When James Tunick ’03 removed his Sept. 11 sculpture from Cross Campus, it was surrounded by a well-worn ring of dirt and brown grass, covered in students’ scrawls, and bound for the pages of Rolling Stone Magazine.

The sculpture — two stark, vertical, wooden planks, an emblem of the fallen twin towers — was throughout the fall Yale’s most visible and most visited reminder of the attacks.

Even as it sits, now, in the Ezra Stiles College common room, across from a jukebox and big-screen TV, the sculpture has quickly become a record of Yalies’ complicated feelings about Sept. 11.

The sculpture was designed to be written on, to create a “dialogue,” said Tunick.

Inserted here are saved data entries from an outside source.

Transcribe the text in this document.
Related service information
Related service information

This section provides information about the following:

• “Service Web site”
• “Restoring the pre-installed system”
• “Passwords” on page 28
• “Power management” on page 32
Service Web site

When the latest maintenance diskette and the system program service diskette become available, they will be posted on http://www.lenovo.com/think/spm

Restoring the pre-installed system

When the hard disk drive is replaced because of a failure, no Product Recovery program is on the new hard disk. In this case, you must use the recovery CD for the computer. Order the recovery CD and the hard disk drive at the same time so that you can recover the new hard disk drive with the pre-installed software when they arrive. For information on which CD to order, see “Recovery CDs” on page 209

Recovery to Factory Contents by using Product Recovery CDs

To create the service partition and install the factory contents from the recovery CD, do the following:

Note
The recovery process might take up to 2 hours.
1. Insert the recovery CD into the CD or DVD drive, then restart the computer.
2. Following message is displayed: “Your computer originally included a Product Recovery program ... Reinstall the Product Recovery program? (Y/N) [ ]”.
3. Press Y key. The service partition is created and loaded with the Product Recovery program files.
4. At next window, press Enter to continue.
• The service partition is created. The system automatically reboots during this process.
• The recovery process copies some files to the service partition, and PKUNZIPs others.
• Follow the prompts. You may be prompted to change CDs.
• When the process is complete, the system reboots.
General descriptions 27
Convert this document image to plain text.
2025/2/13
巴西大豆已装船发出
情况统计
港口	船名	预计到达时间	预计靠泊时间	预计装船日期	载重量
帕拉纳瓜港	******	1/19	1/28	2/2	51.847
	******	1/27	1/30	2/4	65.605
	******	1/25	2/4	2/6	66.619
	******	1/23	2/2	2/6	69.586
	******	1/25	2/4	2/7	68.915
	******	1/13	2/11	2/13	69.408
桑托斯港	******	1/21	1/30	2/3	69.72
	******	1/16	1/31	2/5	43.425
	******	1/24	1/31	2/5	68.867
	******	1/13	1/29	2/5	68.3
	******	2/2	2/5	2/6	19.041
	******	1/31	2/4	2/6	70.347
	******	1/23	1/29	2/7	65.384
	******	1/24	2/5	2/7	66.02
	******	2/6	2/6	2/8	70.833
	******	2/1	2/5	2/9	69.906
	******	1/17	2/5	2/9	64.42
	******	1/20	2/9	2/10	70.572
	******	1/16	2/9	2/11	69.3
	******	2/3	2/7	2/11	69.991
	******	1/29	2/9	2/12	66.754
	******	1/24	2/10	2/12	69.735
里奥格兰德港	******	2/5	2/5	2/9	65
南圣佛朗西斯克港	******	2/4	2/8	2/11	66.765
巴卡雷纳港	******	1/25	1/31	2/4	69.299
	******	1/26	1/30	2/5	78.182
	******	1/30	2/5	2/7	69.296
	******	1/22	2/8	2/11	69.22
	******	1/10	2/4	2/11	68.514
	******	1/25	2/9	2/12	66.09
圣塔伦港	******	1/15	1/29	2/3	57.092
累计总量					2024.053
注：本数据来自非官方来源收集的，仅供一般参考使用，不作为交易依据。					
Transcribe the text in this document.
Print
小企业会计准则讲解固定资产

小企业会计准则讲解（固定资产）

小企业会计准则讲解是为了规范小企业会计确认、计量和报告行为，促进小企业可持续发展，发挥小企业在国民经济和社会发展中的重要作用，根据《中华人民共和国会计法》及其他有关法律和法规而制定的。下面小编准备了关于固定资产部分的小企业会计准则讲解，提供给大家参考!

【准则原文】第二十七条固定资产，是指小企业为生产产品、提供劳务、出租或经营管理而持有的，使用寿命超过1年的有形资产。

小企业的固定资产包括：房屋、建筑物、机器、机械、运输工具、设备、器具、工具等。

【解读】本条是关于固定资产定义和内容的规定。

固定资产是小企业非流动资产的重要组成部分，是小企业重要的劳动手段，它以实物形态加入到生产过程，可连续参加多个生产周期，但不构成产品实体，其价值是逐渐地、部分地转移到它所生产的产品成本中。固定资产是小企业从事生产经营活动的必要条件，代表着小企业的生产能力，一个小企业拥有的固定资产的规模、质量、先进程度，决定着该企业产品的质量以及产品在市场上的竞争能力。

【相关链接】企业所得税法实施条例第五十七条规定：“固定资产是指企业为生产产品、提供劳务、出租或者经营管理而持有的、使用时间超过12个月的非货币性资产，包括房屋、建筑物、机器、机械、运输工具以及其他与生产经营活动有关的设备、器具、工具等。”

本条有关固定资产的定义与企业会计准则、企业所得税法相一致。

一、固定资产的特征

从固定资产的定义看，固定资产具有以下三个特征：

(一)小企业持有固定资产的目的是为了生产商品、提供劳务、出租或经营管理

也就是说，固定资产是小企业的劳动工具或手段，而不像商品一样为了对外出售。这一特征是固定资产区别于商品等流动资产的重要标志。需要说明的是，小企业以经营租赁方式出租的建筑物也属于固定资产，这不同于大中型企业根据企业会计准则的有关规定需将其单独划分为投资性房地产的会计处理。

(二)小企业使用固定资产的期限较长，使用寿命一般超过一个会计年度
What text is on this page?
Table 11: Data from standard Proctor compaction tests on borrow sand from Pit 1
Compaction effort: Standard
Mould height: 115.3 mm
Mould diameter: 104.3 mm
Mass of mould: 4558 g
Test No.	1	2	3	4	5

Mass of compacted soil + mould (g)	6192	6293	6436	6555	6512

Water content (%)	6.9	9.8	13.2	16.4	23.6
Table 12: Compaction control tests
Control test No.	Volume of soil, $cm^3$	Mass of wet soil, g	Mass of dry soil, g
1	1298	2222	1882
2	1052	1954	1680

Half a year after the attacks, the sculpture has become one part ongoing conversation and one part anthropological artifact. It lacks the sleek lines of a Brancusi, but its genius is in its dual role as sculpture and public forum.

“I wanted to give people voices when they needed it the most,” said Tunick. Tunick said he came up with the idea for the sculpture after seeing similar memorials in Washington Square Park in New York City.

Clifford Chanin, the founder and director of the Legacy Project — a New York-based organization devoted to studying the artwork of great cataclysms like Hiroshima — said that in America, disasters like Sept. 11 have become publicly mourned events.

“We live in a very public age, driven by media concerns,” he said. “The idea of a public manifestation of mourning is in keeping with the times.”

Working with Emily Eidenier ’03 and Austin Van ’03, Tunick built the memorial and installed it on Cross Campus. Within a week, he said, the sculpture was completely covered in writing.

The writing itself is hardly a cross section of American public opinion. While polls show that Americans emphatically support military action in Afghanistan, the sculpture is covered in messages of peace.

“Trust God, revenge is not the answer,” wrote one person.

Still, there are a smattering of hawkish messages, some that Tunick said were hateful.

“What can you say about hate, except that it’s a reflection of what goes on in the community,” he said.

“Nuke Afghanistan,” said one writer. But the message had been crossed out and a flower, now dry, was taped over it.

“[The flower] is like a band-aid, like it’s an open wound,” Tunick said.

One message echoed a banner that had been hung on Old Campus this fall and removed, amidst a flurry of controversy over whether it was hateful.

“Kill them all and let God sort them out,” the message said.

And on the towers, there is a patchwork collection of crude images, mostly of doves, hearts and crosses. One of the towers has a curving drawing of a tree dripping red blood in the shape of a heart. The other skyscraper bears a picture of two children holding hands with the caption: “Remember this?”

The sculpture also has its moments of simple anguish. “I miss my first grade teacher — dead,” one inscription reads.

“I miss you Jen, Tower #1, 87th floor,” reads another.

Chanin linked the sculpture to a wider trend of memorials, like the one created after the Oklahoma City bombing, built on the idea of emptiness. In writing on the sculpture, he said, people were filing the empty space — real and metaphorical — created by the Sept. 11 dead.

“I think there’s this need for imaginative restoration,” he said. “Art fills the space where people are now missing.”

In November, the magazine Rolling Stone published a full-page, color picture of the statue resting on Cross Campus, and the sculpture has since been featured prominently in exhibitions at the Digital Media Center for the Arts and the Yale Cabaret.

The sculpture sat at the media center for more than a month at the entrance to the exhibition. The exhibit’s curator, Ken Lovell, said that the sculpture did not at first have any special impact, but that as a blunt reflection of local sentiment it was “eye-catching.”

“The impermanence of it made sense,” he said. “It was easily put together, it was meant to be an everyday object.”

As students continue to write on it, albeit in smaller volume, the statue has in some ways defied the nation’s decreasing interest in the aftermath of the terror attacks.

Tunick said he had received offers for the statue, including one from Ezra Stiles Master Susan Rieger, although he declined to state the offers’ sizes. He said he has no plans to sell it.

“I’d really like to lend it out to museums, galleries and schools,” he said.